Scientists discover that sea levels were much higher millions of years ago

Sea

A study published in the journal Science warned that melting ice could put coastal regions at risk in the coming decades and centuries as a result of global warming.

Thousands of years ago, the oceans covered areas of land that are now dry. A study published in the journal Science revealed that, during the last ice age, sea levels reached heights of up to 20 metres above current levels.

This finding, led by Peter Clark, a paleoclimatologist at Oregon State University in the United States, challenges the traditional view of the Earth’s climate history and raises new questions about the behaviour of ice sheets and climate change.

The finding challenges the traditional view of climate history and the behaviour of ice sheets.

The analysis shows that these extreme fluctuations in sea level were not limited to the end of the ice age, as previously thought.

Major changes occurred throughout the Pleistocene, a period spanning from 2.6 million to 11,700 years ago.

Clark noted that the discovery represents ‘a paradigm shift in our understanding of the history of the ice age.’

During the Pleistocene, the Earth underwent cycles of glaciation marked by the formation and melting of enormous ice sheets in the northern hemisphere, especially over North America and Eurasia.

These processes caused drastic variations in sea level, which were recorded in the remains of microscopic marine organisms called foraminifera.

Foraminifera are microfossils found in ocean floor sediments that allow scientists to reconstruct the climate of the past.

To obtain this data, researchers analysed sediment cores extracted from the seabed. Each core contains layers corresponding to different periods, in which the foraminifera are found.

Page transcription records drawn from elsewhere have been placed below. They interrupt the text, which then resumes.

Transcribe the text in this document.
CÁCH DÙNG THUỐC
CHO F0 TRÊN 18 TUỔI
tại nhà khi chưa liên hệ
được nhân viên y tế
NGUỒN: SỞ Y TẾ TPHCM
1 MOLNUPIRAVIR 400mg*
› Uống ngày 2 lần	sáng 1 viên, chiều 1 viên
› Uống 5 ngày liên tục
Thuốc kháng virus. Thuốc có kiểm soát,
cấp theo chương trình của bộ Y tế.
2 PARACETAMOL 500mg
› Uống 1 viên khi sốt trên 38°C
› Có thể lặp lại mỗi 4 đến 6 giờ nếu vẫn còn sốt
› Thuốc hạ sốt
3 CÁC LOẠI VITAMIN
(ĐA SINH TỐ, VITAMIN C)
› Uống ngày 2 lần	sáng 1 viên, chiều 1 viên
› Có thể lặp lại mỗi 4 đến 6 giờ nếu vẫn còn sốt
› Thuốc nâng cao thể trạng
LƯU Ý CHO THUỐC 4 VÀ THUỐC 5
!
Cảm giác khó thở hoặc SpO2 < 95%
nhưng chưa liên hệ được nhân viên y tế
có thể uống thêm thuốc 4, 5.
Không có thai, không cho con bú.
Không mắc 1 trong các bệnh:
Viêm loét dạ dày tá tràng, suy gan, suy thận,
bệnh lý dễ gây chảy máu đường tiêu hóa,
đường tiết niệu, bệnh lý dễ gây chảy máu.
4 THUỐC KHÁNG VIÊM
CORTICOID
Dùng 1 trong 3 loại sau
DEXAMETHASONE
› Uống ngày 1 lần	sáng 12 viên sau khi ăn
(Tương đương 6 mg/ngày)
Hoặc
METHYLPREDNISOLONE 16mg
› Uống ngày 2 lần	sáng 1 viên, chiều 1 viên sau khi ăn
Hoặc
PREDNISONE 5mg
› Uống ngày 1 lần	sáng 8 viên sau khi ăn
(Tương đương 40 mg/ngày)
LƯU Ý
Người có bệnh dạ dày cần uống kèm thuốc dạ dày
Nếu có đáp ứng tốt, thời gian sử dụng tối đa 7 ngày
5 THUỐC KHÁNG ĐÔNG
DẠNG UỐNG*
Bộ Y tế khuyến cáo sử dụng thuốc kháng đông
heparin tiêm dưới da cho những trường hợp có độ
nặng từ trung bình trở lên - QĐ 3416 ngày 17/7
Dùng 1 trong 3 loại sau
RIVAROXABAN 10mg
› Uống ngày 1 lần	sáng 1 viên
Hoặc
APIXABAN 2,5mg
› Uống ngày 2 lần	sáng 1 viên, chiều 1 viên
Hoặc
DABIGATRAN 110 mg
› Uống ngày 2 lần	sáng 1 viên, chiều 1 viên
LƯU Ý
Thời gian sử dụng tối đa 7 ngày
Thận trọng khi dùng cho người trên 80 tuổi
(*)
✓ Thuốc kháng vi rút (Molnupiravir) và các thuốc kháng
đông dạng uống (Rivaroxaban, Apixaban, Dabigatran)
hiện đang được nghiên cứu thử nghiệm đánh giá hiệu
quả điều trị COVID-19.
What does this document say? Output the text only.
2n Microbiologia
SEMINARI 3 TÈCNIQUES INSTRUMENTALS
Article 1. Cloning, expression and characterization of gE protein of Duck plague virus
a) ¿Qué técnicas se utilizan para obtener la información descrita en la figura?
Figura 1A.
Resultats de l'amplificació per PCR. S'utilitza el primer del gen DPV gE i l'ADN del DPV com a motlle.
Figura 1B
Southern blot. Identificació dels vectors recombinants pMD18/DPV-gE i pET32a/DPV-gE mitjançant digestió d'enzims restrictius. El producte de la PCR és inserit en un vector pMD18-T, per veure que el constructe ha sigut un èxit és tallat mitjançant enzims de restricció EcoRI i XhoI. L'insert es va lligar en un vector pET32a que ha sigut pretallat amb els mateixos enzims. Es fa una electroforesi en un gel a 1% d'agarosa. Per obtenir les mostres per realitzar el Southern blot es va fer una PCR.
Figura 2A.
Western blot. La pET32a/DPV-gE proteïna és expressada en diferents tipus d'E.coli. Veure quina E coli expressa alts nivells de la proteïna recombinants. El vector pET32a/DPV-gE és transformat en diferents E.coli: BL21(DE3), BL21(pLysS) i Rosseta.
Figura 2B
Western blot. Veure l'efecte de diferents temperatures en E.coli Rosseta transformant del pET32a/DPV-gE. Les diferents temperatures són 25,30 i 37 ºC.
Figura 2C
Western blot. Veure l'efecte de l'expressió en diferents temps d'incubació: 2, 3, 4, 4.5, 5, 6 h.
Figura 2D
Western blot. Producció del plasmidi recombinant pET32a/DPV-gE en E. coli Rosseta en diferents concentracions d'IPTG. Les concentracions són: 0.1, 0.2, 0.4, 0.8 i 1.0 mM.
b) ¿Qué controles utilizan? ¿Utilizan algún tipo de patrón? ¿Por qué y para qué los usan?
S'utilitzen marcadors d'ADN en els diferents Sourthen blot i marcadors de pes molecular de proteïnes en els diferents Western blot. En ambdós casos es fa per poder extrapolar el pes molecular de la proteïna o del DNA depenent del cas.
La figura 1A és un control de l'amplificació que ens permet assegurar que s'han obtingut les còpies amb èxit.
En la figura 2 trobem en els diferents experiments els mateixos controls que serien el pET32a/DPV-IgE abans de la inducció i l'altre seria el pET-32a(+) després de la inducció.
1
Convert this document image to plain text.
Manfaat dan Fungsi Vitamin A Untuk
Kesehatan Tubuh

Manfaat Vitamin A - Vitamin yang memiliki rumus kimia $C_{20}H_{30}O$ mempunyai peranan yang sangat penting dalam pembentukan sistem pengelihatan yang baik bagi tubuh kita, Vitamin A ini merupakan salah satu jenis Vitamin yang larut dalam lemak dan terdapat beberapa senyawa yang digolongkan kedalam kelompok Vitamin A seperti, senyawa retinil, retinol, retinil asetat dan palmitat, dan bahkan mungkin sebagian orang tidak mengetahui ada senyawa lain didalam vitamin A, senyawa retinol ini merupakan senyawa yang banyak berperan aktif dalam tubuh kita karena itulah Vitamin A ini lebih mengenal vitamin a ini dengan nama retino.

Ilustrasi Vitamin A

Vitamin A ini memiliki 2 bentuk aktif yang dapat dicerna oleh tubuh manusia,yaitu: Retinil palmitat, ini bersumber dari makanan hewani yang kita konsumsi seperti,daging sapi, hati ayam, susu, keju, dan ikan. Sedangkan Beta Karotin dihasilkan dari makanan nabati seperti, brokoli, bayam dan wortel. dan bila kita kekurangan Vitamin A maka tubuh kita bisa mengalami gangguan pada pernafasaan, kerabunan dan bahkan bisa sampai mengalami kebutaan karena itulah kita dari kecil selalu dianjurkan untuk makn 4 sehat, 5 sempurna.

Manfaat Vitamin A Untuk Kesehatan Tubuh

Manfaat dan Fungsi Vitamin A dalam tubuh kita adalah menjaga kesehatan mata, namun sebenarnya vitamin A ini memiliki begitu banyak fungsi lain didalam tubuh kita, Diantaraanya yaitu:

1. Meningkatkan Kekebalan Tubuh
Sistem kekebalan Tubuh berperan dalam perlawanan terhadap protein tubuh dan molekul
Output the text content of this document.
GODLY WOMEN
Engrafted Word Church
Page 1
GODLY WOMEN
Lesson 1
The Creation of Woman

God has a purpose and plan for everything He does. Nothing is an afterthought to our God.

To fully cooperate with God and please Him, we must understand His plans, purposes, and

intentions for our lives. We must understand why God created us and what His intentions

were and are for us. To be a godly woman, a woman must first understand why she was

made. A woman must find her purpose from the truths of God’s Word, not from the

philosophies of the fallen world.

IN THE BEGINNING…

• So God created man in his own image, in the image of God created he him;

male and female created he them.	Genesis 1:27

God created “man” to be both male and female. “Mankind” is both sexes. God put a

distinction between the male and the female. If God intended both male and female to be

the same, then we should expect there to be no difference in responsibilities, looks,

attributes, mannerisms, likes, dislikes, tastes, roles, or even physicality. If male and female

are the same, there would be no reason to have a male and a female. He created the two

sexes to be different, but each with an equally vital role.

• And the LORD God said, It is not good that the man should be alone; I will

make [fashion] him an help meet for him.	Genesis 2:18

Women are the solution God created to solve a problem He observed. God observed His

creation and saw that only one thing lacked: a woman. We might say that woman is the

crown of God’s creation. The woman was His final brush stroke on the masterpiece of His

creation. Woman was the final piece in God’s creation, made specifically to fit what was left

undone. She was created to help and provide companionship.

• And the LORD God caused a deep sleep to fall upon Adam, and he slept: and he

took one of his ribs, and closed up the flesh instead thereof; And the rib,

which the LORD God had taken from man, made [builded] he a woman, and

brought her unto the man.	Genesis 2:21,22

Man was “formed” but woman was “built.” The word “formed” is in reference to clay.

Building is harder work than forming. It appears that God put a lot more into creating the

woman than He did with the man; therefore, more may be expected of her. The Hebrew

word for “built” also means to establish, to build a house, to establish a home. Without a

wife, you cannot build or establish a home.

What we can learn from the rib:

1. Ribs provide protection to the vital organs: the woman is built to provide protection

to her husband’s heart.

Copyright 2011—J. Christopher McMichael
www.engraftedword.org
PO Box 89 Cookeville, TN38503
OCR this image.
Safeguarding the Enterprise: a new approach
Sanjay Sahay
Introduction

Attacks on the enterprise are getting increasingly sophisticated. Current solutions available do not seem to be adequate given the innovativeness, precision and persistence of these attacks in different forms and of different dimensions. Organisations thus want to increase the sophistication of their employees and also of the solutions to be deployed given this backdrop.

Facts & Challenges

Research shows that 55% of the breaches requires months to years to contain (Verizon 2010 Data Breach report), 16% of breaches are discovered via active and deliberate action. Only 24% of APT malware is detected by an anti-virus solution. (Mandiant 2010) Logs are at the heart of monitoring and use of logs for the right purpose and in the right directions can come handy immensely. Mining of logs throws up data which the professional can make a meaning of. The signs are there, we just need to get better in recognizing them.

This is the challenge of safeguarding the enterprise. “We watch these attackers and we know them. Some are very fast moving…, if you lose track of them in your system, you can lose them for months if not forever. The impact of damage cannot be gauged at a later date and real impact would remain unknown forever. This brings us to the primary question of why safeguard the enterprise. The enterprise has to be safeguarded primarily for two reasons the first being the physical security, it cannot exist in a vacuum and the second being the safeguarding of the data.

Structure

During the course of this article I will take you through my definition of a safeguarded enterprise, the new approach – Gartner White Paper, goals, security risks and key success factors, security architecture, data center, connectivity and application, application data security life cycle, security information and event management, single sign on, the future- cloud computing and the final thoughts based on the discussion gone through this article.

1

The study of their shells, together with other chemical indicators, allows the temperature and volume of ice in each period to be estimated, which in turn reveals changes in sea level.

Until recently, the scientific community believed that large increases and decreases in sea level only occurred at the end of the ice age, during the so-called Middle Pleistocene transition, which occurred between 1.25 million and 700,000 years ago.

At that time, glaciation cycles went from lasting 41,000 years to 100,000 years, and ice sheets became larger.

Clark explained that all previous theories focused on the progressive growth of ice sheets through that transition, and that each sea level reconstruction followed the same narrative.

The study reconstructs how the seas rose and fell by tens of metres depending on the size and extent of the planetary ice sheets.

The new study reconstructed sea level changes over the last 4.5 million years.

It found that many of the early glacial cycles, when periods were 41,000 years long, featured fluctuations as large as those in more recent cycles.

Clark noted that the presence of large ice sheets throughout that time suggests that their formation and disappearance depended more on internal feedbacks within the climate system than on external factors.

‘This finding challenges conventional wisdom about the Middle Pleistocene transition and forces us to look for new explanations,’ says the paleoclimatologist.

Scientists Discover That Sea Levels Were Much Higher Millions Of Years Ago

Sediments on the ocean floor preserve traces of ancient climates and glaciations.

The implications of the new work published in Science go beyond geological history. Clark noted that understanding how ice sheets and climate interacted in the past helps us anticipate current and future risks.

Today, the Earth has two large ice sheets, in Antarctica and Greenland, whose stability is key to sea level and global climate.

The study involved collaboration between experts from the United States, Germany, the United Kingdom and China.

Co-authors include Steven Hostetler and Nicklas Pisias from Oregon State University, Jeremy Shakun from Boston College, Yair Rosenthal from Rutgers University, and David Pollard from Pennsylvania State University.

The past of the oceans warns of future sea level rises in the face of global warming.

Other contributors include Peter Kohler of the Alfred Wegener Institute in Germany, Patrick J. Bartlein of the University of Oregon, Jonathan M. Gregory of the University of Reading in the United Kingdom, Chenyu Zhu of the Chinese Academy of Sciences, Daniel P. Schrag of Harvard University, and Zhengyu Liu of Ohio State University in the United States.

Detailed knowledge of the past provides a better understanding of the complex relationships between ice sheets and climate, and offers valuable insight into the possible scenarios that humanity could face in the coming centuries.